London's blue chip index <.FTSE> was down 61.75 points, or 1.1 percent, at 5,733.45.

U.S. fourth-quarter gross domestic product came in a touch below economists' expectations for a 3 percent annual rise, as it expanded at 2.8 percent.

Despite some disappointment that it was below consensus, 2.8 percent is still a good number, said David Miller, Partner at Cheviot Asset Management, which has assets of 3.5 billion pounds.

Traders said the fact the U.S. was still growing when Europe was sliding towards recession, and that the Federal Reserve had promised to support growth on Thursday, prevented sharper losses for UK equities, which had risen 1.3 percent on Thursday.

The FTSE 100 also remained within its recent trading range between 5,700 and 5,800.

However, the U.S. Commerce Department said a slower pace of spending on capital goods hinted at softer growth early this year.

The prospect of demand weakening in the world's biggest economy, as companies choose to save cash rather spend money on future projects, dented miners <.FTNMX1770>, which rely on demand from manufacturers and constructors using base metals.

Miners lost 1.7 percent after a 4 percent surge the previous session, which was fuelled by solid production reports and hopes of stronger demand from the United States.

Building supplies merchant Wolseley , which has large exposure to the United States, fell 2.4 percent.


With the outlook for global growth at risk, weak earnings from U.S. peer Chevron Corp muddied sentiment among integrated oils stocks <.FTNMX0530>.

The sector had avoided the riskier asset bloodbath in 2011 as investors focused on its growth characteristics, strong balance sheets and dividend attractions, and it is in part suffering now as investors rotate out of previous winners.

BG shed 2.7 percent, while heavyweight BP was down 2.6 percent after it lost an attempt to shift over $15 billion of costs related to the Gulf of Mexico oil spill onto contractor Transocean .

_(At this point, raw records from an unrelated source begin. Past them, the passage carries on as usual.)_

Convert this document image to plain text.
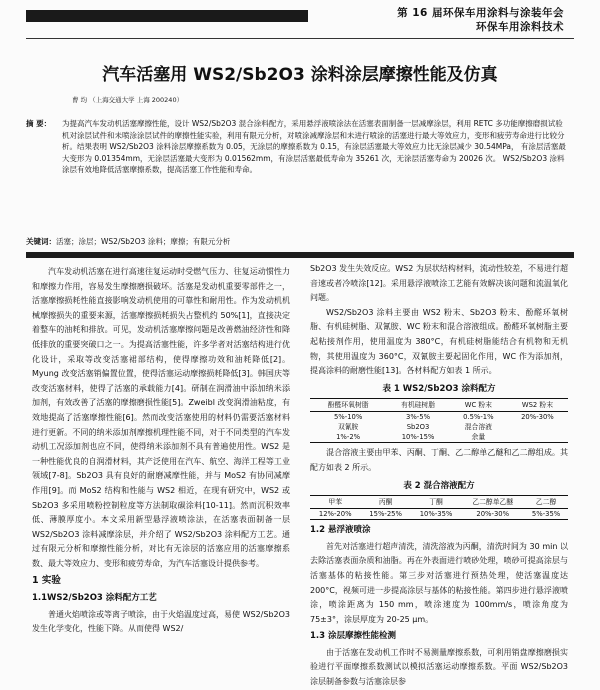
第 16 届环保车用涂料与涂装年会
环保车用涂料技术
汽车活塞用 WS2/Sb2O3 涂料涂层摩擦性能及仿真
曹 均 （上海交通大学 上海 200240）
摘 要： 为提高汽车发动机活塞摩擦性能，设计 WS2/Sb2O3 混合涂料配方，采用悬浮液喷涂法在活塞表面制备一层减摩涂层，利用 RETC 多功能摩擦磨损试验机对涂层试件和未喷涂涂层试件的摩擦性能实验，利用有限元分析，对喷涂减摩涂层和未进行喷涂的活塞进行最大等效应力，变形和疲劳寿命进行比较分析。结果表明 WS2/Sb2O3 涂料涂层摩擦系数为 0.05，无涂层的摩擦系数为 0.15，有涂层活塞最大等效应力比无涂层减少 30.54MPa， 有涂层活塞最大变形为 0.01354mm，无涂层活塞最大变形为 0.01562mm，有涂层活塞最低寿命为 35261 次，无涂层活塞寿命为 20026 次。 WS2/Sb2O3 涂料涂层有效地降低活塞摩擦系数，提高活塞工作性能和寿命。
关键词：活塞；涂层；WS2/Sb2O3 涂料；摩擦；有限元分析

汽车发动机活塞在进行高速往复运动时受燃气压力、往复运动惯性力和摩擦力作用，容易发生摩擦磨损破坏。活塞是发动机重要零部件之一，活塞摩擦损耗性能直接影响发动机使用的可靠性和耐用性。作为发动机机械摩擦损失的重要来源，活塞摩擦损耗损失占整机约 50%[1]，直接决定着整车的油耗和排放。可见，发动机活塞摩擦问题是改善燃油经济性和降低排放的重要突破口之一。为提高活塞性能，许多学者对活塞结构进行优化设计，采取等改变活塞裙部结构，使得摩擦功效和油耗降低[2]。Myung 改变活塞销偏置位置，使得活塞运动摩擦损耗降低[3]。韩国庆等改变活塞材料，使得了活塞的承载能力[4]。研制在润滑油中添加纳米添加剂，有效改善了活塞的摩擦磨损性能[5]。Zweibl 改变润滑油粘度，有效地提高了活塞摩擦性能[6]。然而改变活塞使用的材料仍需要活塞材料进行更新。不同的纳米添加剂摩擦机理性能不同，对于不同类型的汽车发动机工况添加剂也应不同，使得纳米添加剂不具有普遍使用性。WS2 是一种性能优良的自润滑材料，其产泛使用在汽车、航空、海洋工程等工业领域[7-8]。Sb2O3 具有良好的耐磨减摩性能，并与 MoS2 有协同减摩作用[9]。而 MoS2 结构和性能与 WS2 相近，在现有研究中，WS2 或 Sb2O3 多采用喷粉控制粒度等方法制取碳涂料[10-11]。然而沉积效率低、薄膜厚度小。本文采用新型悬浮液喷涂法，在活塞表面制备一层 WS2/Sb2O3 涂料减摩涂层，并介绍了 WS2/Sb2O3 涂料配方工艺。通过有限元分析和摩擦性能分析，对比有无涂层的活塞应用的活塞摩擦系数、最大等效应力、变形和疲劳寿命，为汽车活塞设计提供参考。

1 实验
1.1WS2/Sb2O3 涂料配方工艺

普通火焰喷涂或等离子喷涂，由于火焰温度过高，易使 WS2/Sb2O3 发生化学变化，性能下降。从而使得 WS2/

Sb2O3 发生失效反应。WS2 为层状结构材料，流动性较差，不易进行超音速或者冷喷涂[12]。采用悬浮液喷涂工艺能有效解决该问题和流温氧化问题。

WS2/Sb2O3 涂料主要由 WS2 粉末、Sb2O3 粉末、酚醛环氧树脂、有机硅树脂、双氰胺、WC 粉末和混合溶液组成。酚醛环氧树脂主要起粘接剂作用，使用温度为 380°C，有机硅树脂能结合有机物和无机物，其使用温度为 360°C，双氰胺主要起固化作用，WC 作为添加剂，提高涂料的耐磨性能[13]。各材料配方如表 1 所示。

表 1 WS2/Sb2O3 涂料配方
酚醛环氧树脂	有机硅树脂	WC 粉末	WS2 粉末
5%-10%	3%-5%	0.5%-1%	20%-30%
双氰胺	Sb2O3	混合溶液	
1%-2%	10%-15%	余量	

混合溶液主要由甲苯、丙酮、丁酮、乙二醇单乙醚和乙二醇组成。其配方如表 2 所示。

表 2 混合溶液配方
甲苯	丙酮	丁酮	乙二醇单乙醚	乙二醇
12%-20%	15%-25%	10%-35%	20%-30%	5%-35%
1.2 悬浮液喷涂

首先对活塞进行超声清洗，清洗溶液为丙酮，清洗时间为 30 min 以去除活塞表面杂质和油脂。再在外表面进行喷砂处理，喷砂可提高涂层与活塞基体的粘接性能。第三步对活塞进行预热处理，使活塞温度达 200°C，视频可进一步提高涂层与基体的粘接性能。第四步进行悬浮液喷涂，喷涂距离为 150 mm，喷涂速度为 100mm/s，喷涂角度为 75±3°，涂层厚度为 20-25 μm。

1.3 涂层摩擦性能检测

由于活塞在发动机工作时不易测量摩擦系数，可利用销盘摩擦磨损实验进行平面摩擦系数测试以模拟活塞运动摩擦系数。平面 WS2/Sb2O3 涂层制备参数与活塞涂层参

Friday's retreat on the FTSE 100 in weak volumes -- just 87 percent of its 90-day average -- left question marks over the sustainability of the index's recent rally, which has seen the UK's benchmark index rise 2.9 percent 2012.

We're still cautious on the outlook for equities at present, said Sally Davies, fund manager at Octopus Investments, as investors also viewed with caution Greek debt talks which will continue over the weekend.

Although sentiment is currently upbeat, bond markets and commodity markets have so far conspicuously failed to join in, which suggests the current rally, driven on relatively low trading volumes, is a fragile one, Davies said.

That caution has seen defensive stocks outperform over the last twelve months, and Imperial Tobacco was up 1.5 percent as Citigroup argued the stock's underperformance at the start of 2012 had been overdone.

Citi said in the past 10 years, Imperial has risen every single December, with an average climb of 7 percent. However, it usually falls in January, with an average decline of 3 percent, as investors start the year with a pro-cyclical tilt.

This year the trend has been particularly marked, but we think it represents a good opportunity to buy, it said.